Seller gets its price and under agreement, he does not deliver the goods
to the customer.
Received amount is also not advance but under bill and hold agreement. For example, Mr. A bought goods from Mr. B Company of $ 10,000. They have agreed Mr. B company will send delivery of $ 10,000 goods to Mr. A in the beginning of next year. Now, This advance $ 10,000 is not liability but it is the revenue of Seller under agreement. Seller can do same bill and hold agreement with other 10 parties and inflate his revenue in his income statement. Buyer will also not show it as asset. But sometime, if both parties wants to show it in financial statement. It will like
Income statement of Vendor $ 10000 as revenue.

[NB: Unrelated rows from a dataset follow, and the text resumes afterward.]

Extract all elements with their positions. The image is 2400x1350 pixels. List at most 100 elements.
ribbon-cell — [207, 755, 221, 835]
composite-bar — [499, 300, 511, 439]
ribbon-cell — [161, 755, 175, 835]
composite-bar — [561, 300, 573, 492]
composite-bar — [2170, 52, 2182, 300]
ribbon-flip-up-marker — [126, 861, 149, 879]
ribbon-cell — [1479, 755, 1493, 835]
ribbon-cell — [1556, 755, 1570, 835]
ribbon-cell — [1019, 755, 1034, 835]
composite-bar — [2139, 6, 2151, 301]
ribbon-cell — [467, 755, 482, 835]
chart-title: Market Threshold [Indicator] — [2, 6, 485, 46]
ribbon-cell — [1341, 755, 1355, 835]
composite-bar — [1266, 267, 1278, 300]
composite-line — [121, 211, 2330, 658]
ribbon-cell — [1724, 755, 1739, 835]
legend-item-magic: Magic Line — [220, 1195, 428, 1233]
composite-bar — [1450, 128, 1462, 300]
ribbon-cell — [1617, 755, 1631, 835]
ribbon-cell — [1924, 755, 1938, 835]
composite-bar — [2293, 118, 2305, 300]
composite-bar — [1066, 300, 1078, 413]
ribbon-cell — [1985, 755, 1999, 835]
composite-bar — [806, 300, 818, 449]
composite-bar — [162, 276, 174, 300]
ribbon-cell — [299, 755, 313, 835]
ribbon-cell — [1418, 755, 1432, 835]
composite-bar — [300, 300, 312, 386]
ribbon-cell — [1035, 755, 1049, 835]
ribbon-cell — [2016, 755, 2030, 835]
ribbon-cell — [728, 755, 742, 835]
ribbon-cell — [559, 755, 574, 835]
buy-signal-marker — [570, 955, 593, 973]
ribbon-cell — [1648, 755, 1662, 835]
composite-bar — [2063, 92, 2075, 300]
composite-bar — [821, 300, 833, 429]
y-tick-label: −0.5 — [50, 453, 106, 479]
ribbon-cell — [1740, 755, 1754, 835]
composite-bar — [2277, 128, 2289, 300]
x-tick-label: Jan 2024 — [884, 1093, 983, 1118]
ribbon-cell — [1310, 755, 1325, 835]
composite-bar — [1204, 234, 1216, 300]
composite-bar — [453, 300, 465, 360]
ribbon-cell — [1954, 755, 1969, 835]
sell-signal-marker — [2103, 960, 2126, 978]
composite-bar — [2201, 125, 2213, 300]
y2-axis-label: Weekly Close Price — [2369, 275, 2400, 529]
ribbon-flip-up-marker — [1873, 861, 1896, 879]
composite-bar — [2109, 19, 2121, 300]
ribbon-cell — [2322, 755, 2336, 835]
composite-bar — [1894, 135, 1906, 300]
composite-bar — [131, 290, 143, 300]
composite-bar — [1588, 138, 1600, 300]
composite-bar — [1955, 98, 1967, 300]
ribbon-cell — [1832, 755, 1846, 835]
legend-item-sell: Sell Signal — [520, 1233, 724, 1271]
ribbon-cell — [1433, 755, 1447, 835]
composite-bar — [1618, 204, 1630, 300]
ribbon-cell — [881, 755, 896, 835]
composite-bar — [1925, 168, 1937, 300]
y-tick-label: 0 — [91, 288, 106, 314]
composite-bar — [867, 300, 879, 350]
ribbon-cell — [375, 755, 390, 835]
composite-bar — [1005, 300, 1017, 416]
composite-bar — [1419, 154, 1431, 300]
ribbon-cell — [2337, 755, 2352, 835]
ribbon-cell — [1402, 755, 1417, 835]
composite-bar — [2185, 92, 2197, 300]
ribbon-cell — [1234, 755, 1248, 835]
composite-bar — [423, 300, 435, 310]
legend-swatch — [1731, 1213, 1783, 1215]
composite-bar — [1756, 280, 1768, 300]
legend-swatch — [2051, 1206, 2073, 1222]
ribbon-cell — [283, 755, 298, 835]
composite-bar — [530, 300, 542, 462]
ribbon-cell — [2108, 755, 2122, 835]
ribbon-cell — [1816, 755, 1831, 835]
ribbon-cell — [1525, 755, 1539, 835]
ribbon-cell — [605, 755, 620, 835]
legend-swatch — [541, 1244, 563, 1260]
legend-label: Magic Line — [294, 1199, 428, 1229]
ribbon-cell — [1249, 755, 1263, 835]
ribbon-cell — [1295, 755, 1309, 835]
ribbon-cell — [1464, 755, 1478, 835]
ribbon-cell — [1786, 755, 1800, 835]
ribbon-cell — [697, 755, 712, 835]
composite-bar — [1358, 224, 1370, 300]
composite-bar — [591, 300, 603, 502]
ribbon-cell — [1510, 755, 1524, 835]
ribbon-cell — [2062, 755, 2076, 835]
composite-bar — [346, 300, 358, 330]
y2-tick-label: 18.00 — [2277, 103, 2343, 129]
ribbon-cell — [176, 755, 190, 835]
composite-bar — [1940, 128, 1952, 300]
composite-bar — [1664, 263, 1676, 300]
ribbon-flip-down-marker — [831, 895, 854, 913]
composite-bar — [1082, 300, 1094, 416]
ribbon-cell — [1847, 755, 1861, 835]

Balance sheet of Vendor $ 10,000 as liability of sending goods or service.
Off-balance sheet of Vendor : $10,000 as asset of stock in hand without delivery which he can use to sell other and inflate his earning upto $ 10,000.
Income statement of Buyer : $ 10,000 as Expense of buying goods or service
Balance sheet of Buyer : $ 10,000 as Asset of Receivable Goods or Service
Practical Example : Nortel Networks Corporation of Canada has done such agreement in the form of vendor and inflate his revenue millions of dollars.